The album was a flop.  There are numerous explanations.  But among the more unusual ones was that President Lyndon Johnson sent letters to radio stations on White House stationary to convince them to blacklist her in response to her anti-war song “Universal Soldier” becoming a hit (for Donovan).  Despite its lack of success at the time, this is an album worthy of reappraisal.  For that matter, Buffy Sainte-Marie’s entire career deserves more attention.

Buffy Sainte-Marie – Illuminations

Illuminations

Buffy Sainte-MarieIlluminations Vanguard VSD-79300 (1969)

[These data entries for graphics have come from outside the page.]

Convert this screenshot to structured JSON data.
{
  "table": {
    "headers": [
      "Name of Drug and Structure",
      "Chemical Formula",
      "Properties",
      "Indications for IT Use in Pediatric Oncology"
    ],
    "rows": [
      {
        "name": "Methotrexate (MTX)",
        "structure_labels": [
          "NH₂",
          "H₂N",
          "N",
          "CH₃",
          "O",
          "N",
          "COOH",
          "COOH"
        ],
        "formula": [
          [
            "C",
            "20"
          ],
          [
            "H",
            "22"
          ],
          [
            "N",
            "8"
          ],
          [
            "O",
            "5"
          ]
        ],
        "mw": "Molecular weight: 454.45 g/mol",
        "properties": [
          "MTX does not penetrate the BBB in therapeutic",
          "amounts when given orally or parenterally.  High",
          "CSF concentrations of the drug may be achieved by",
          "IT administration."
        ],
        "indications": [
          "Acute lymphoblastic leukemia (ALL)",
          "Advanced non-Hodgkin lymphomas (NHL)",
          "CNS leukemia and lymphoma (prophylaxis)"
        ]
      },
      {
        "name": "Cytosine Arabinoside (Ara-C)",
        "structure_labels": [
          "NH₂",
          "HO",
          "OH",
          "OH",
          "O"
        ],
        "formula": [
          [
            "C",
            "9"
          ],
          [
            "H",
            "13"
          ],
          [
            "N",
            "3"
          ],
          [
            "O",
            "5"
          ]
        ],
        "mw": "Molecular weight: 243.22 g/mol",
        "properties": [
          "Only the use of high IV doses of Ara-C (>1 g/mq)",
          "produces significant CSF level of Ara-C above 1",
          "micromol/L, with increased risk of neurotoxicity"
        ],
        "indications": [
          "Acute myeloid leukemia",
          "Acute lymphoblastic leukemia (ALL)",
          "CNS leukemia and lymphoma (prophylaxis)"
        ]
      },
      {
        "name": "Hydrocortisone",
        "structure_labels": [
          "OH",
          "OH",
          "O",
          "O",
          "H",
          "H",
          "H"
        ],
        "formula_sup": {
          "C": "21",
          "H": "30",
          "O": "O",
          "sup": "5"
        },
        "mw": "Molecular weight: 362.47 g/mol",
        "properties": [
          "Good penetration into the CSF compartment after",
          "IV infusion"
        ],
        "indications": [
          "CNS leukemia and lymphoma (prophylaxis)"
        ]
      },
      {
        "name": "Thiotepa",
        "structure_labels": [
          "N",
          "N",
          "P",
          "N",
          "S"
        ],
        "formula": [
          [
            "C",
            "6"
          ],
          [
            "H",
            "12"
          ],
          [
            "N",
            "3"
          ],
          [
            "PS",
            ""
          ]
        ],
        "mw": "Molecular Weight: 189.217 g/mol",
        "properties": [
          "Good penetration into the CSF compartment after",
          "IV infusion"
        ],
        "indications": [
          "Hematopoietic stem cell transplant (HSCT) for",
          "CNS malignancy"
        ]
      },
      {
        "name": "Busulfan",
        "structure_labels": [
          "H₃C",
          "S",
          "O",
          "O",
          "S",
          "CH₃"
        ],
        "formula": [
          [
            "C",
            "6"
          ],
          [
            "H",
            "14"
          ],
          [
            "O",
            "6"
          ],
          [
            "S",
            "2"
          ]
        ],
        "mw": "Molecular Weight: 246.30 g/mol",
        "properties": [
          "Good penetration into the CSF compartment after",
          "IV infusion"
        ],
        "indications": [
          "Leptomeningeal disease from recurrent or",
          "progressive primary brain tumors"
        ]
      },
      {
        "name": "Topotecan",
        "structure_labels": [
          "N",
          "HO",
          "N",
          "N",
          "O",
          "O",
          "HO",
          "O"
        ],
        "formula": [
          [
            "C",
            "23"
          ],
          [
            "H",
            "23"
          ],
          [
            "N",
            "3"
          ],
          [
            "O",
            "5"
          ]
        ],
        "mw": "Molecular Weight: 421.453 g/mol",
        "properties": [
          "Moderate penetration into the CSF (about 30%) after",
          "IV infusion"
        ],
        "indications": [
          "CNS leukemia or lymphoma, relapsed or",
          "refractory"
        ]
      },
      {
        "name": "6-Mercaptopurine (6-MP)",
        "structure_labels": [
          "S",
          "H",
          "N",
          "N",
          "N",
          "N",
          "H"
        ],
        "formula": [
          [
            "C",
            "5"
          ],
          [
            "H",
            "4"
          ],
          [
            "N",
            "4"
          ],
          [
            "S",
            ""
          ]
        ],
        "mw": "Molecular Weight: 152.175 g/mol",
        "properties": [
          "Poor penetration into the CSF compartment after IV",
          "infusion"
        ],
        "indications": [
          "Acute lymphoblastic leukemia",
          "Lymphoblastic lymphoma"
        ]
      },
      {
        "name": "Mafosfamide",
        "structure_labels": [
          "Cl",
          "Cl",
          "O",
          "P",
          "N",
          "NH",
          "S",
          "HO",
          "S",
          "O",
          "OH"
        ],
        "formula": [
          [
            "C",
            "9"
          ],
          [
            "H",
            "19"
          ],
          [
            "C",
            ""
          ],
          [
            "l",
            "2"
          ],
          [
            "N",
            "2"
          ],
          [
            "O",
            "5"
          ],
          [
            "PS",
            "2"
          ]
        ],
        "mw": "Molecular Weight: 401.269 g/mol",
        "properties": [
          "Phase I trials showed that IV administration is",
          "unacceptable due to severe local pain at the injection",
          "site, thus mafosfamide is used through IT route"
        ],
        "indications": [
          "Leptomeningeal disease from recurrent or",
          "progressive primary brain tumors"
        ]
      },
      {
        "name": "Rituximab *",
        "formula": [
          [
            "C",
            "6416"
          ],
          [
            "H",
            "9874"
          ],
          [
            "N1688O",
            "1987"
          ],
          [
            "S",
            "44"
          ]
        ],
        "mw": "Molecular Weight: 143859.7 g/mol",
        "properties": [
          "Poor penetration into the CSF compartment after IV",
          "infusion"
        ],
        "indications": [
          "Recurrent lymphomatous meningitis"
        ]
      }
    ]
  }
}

Here is a forward-thinking recording that combines three semi-disparate styles.  There is protest folk, akin to Joan Baez.  There is also psychedelic rock, like Jefferson Airplane.  Lastly, and most unusually, there are experimental electronics, comparable to The United States of America, some efforts by The Grateful Dead, or maybe even Silver Apples.  The songwriting talents are undeniable — Sainte-Marie’s versatility is demonstrated by how she later co-wrote the mega-hit “Up Where We Belong” for the film An Officer and a Gentleman.  The musicianship here is a bit raw much of the time.  But this music places more emphasis on innovation than finesse.  Buffy goes so far as to modulate her voice with electronic equipment.  Not surprisingly, this was a commercial flop upon release, but it has nonetheless held on to a doggedly devoted cult following.  It is unmistakably an album of the late-1960s, and perhaps one representative of the fundamentally new possibilities opened up in that era, even if only at the fringes.  Worthwhile for adventurers in modern music.